Flower left Victoria at 24, playing his way across the country with his band, Third World Planet, eventually stopping in Montreal. He spent the next decade-and-a-half doing something or other related to music, be it hauling gear for a Japanese punk band to living in India for six months.

“India changed my life,” he said. “It cleaned my naiveté about the world, about life, about people. I found that despite the chaos at the time in that country and/or poverty, there was a harmony.”

Poland had a similar effect on him.
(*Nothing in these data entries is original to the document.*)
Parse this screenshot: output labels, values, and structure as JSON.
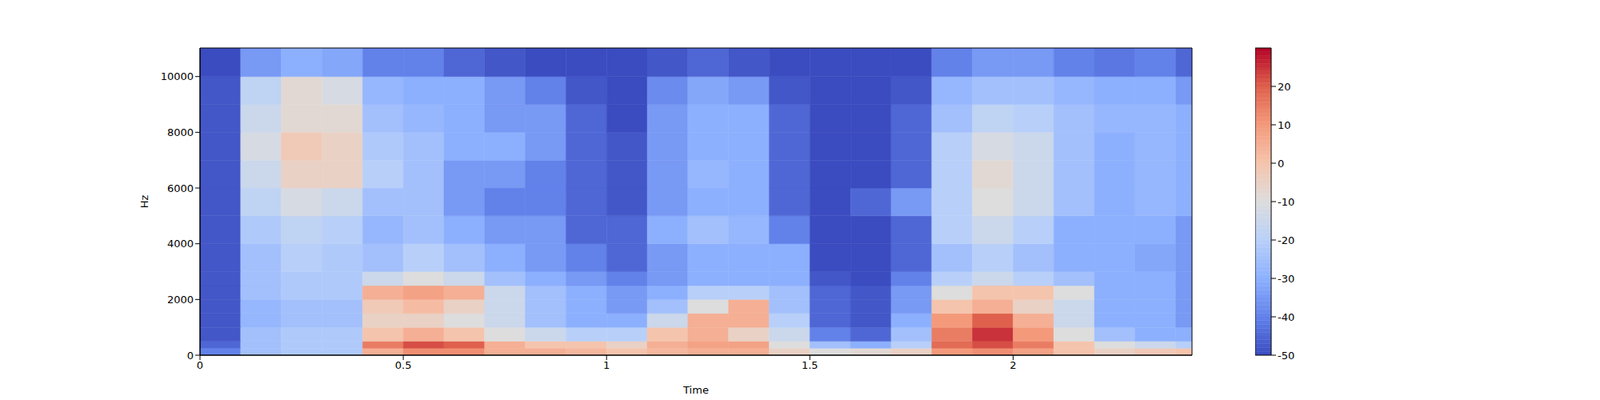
{
  "chart_data": {
    "type": "heatmap",
    "x_label": "Time",
    "y_label": "Hz",
    "xlim": [
      0,
      2.44
    ],
    "xticks": [
      0,
      0.5,
      1,
      1.5,
      2
    ],
    "ylim": [
      0,
      11025
    ],
    "yticks": [
      0,
      2000,
      4000,
      6000,
      8000,
      10000
    ],
    "time_edges": [
      0,
      0.1,
      0.2,
      0.3,
      0.4,
      0.5,
      0.6,
      0.7,
      0.8,
      0.9,
      1.0,
      1.1,
      1.2,
      1.3,
      1.4,
      1.5,
      1.6,
      1.7,
      1.8,
      1.9,
      2.0,
      2.1,
      2.2,
      2.3,
      2.4,
      2.44
    ],
    "freq_edges": [
      0,
      250,
      500,
      1000,
      1500,
      2000,
      2500,
      3000,
      4000,
      5000,
      6000,
      7000,
      8000,
      9000,
      10000,
      11025
    ],
    "cells": [
      [
        -40,
        -25,
        -22,
        -22,
        5,
        12,
        12,
        5,
        5,
        3,
        0,
        3,
        5,
        5,
        -5,
        -10,
        -8,
        -5,
        10,
        12,
        8,
        0,
        -5,
        -2,
        0
      ],
      [
        -45,
        -25,
        -22,
        -22,
        15,
        22,
        20,
        5,
        0,
        0,
        -5,
        5,
        8,
        8,
        -10,
        -25,
        -30,
        -20,
        18,
        22,
        15,
        0,
        -10,
        -15,
        -20
      ],
      [
        -48,
        -25,
        -22,
        -22,
        0,
        5,
        0,
        -10,
        -15,
        -20,
        -20,
        0,
        5,
        -5,
        -15,
        -40,
        -45,
        -25,
        15,
        25,
        10,
        -10,
        -25,
        -30,
        -30
      ],
      [
        -48,
        -28,
        -25,
        -25,
        -5,
        -5,
        -10,
        -15,
        -25,
        -30,
        -30,
        -15,
        5,
        5,
        -20,
        -45,
        -48,
        -30,
        10,
        20,
        5,
        -15,
        -30,
        -30,
        -35
      ],
      [
        -48,
        -28,
        -25,
        -25,
        -2,
        2,
        -5,
        -15,
        -25,
        -30,
        -35,
        -25,
        -10,
        5,
        -25,
        -45,
        -48,
        -35,
        0,
        5,
        -5,
        -15,
        -30,
        -30,
        -35
      ],
      [
        -48,
        -25,
        -22,
        -22,
        5,
        8,
        5,
        -15,
        -25,
        -30,
        -35,
        -30,
        -20,
        -20,
        -25,
        -45,
        -48,
        -35,
        -10,
        0,
        0,
        -10,
        -30,
        -30,
        -35
      ],
      [
        -48,
        -25,
        -22,
        -22,
        -15,
        -10,
        -15,
        -25,
        -30,
        -35,
        -40,
        -35,
        -30,
        -30,
        -30,
        -48,
        -50,
        -40,
        -20,
        -15,
        -20,
        -25,
        -30,
        -30,
        -35
      ],
      [
        -48,
        -25,
        -20,
        -22,
        -25,
        -20,
        -25,
        -30,
        -35,
        -40,
        -45,
        -35,
        -30,
        -30,
        -30,
        -50,
        -50,
        -45,
        -25,
        -20,
        -25,
        -30,
        -30,
        -32,
        -35
      ],
      [
        -48,
        -22,
        -18,
        -20,
        -28,
        -25,
        -30,
        -35,
        -35,
        -45,
        -45,
        -30,
        -25,
        -28,
        -40,
        -50,
        -50,
        -45,
        -20,
        -15,
        -20,
        -30,
        -30,
        -30,
        -35
      ],
      [
        -48,
        -18,
        -12,
        -15,
        -25,
        -25,
        -35,
        -40,
        -40,
        -45,
        -48,
        -35,
        -30,
        -30,
        -45,
        -50,
        -45,
        -35,
        -20,
        -10,
        -15,
        -25,
        -30,
        -28,
        -30
      ],
      [
        -48,
        -15,
        -5,
        -5,
        -20,
        -25,
        -35,
        -35,
        -40,
        -45,
        -48,
        -35,
        -28,
        -30,
        -45,
        -50,
        -50,
        -45,
        -20,
        -8,
        -15,
        -25,
        -30,
        -28,
        -30
      ],
      [
        -48,
        -12,
        -2,
        -5,
        -22,
        -25,
        -30,
        -30,
        -35,
        -45,
        -48,
        -35,
        -30,
        -30,
        -45,
        -50,
        -50,
        -45,
        -20,
        -12,
        -15,
        -25,
        -30,
        -28,
        -30
      ],
      [
        -48,
        -15,
        -8,
        -8,
        -25,
        -28,
        -30,
        -35,
        -35,
        -45,
        -50,
        -35,
        -30,
        -30,
        -45,
        -50,
        -50,
        -45,
        -25,
        -18,
        -20,
        -25,
        -28,
        -28,
        -30
      ],
      [
        -48,
        -18,
        -8,
        -12,
        -28,
        -30,
        -30,
        -35,
        -40,
        -48,
        -50,
        -38,
        -32,
        -35,
        -48,
        -50,
        -50,
        -48,
        -28,
        -25,
        -25,
        -28,
        -30,
        -30,
        -35
      ],
      [
        -50,
        -35,
        -30,
        -32,
        -40,
        -40,
        -45,
        -48,
        -50,
        -50,
        -50,
        -48,
        -45,
        -48,
        -50,
        -50,
        -50,
        -50,
        -40,
        -35,
        -35,
        -40,
        -42,
        -40,
        -45
      ]
    ],
    "colorbar": {
      "lim": [
        -50,
        30
      ],
      "ticks": [
        -50,
        -40,
        -30,
        -20,
        -10,
        0,
        10,
        20
      ]
    }
  }
}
He spent almost a decade bouncing between Victoria and Poland, a stint that saw him hatch the idea for both Supreme Echo and All Your Ears Can Hear, a collaborative book-CD project from 2007 which documented the Victoria punk scene between 1978 and 1984.

Flower moved back to his native Victoria a few years ago, but his fondness for the foreign has not ebbed. He credits that to his time in Poland, which affected his thinking considerably.

“It was at that point I realized how you could connect music with a political era and its impact on people, and the message it had within it. That’s the moment I realized there was a whole mystery to be uncovered and a larger story to be told.”

Flower’s archival releases on Supreme Echo are extensively researched, documented and presented. He has a mandate for everything he puts out, too. “I am concerned mostly with music that either a) has a sentiment; or b) has a cultural relevance.”

There is another benefit to being self-governed, he joked. “I can take as long as I want.”

Given how Flower’s career has panned out, it is ironic that one of his earliest metal bands, Dementia, from 1987, featured bassist Sam Dunn, who has gone on to a career as a documentary filmmaker who also explores music in other countries.

Was there something in the Victoria water back then? Absolutely not, Flower said. In fact, the myriad musical communities were too segregated for his liking, even when he was an eager student at Parkland Secondary commuting into Victoria for shows.

“I listened to punk and metal at the same time,” Flower said. “But I didn’t get accepted into either group when that stuff was important. When you’re a kid, that’s your world.”

That shaped his mindset as a teenager — much as his time in Poland did as an adult.

“Most of my [Polish] friends are both politically minded and very intellectual. If I can pull off sounding profound, people take the arts a lot more seriously there. I found the way people discuss music, music history and subculture to be with a much higher regard and level of intellect.”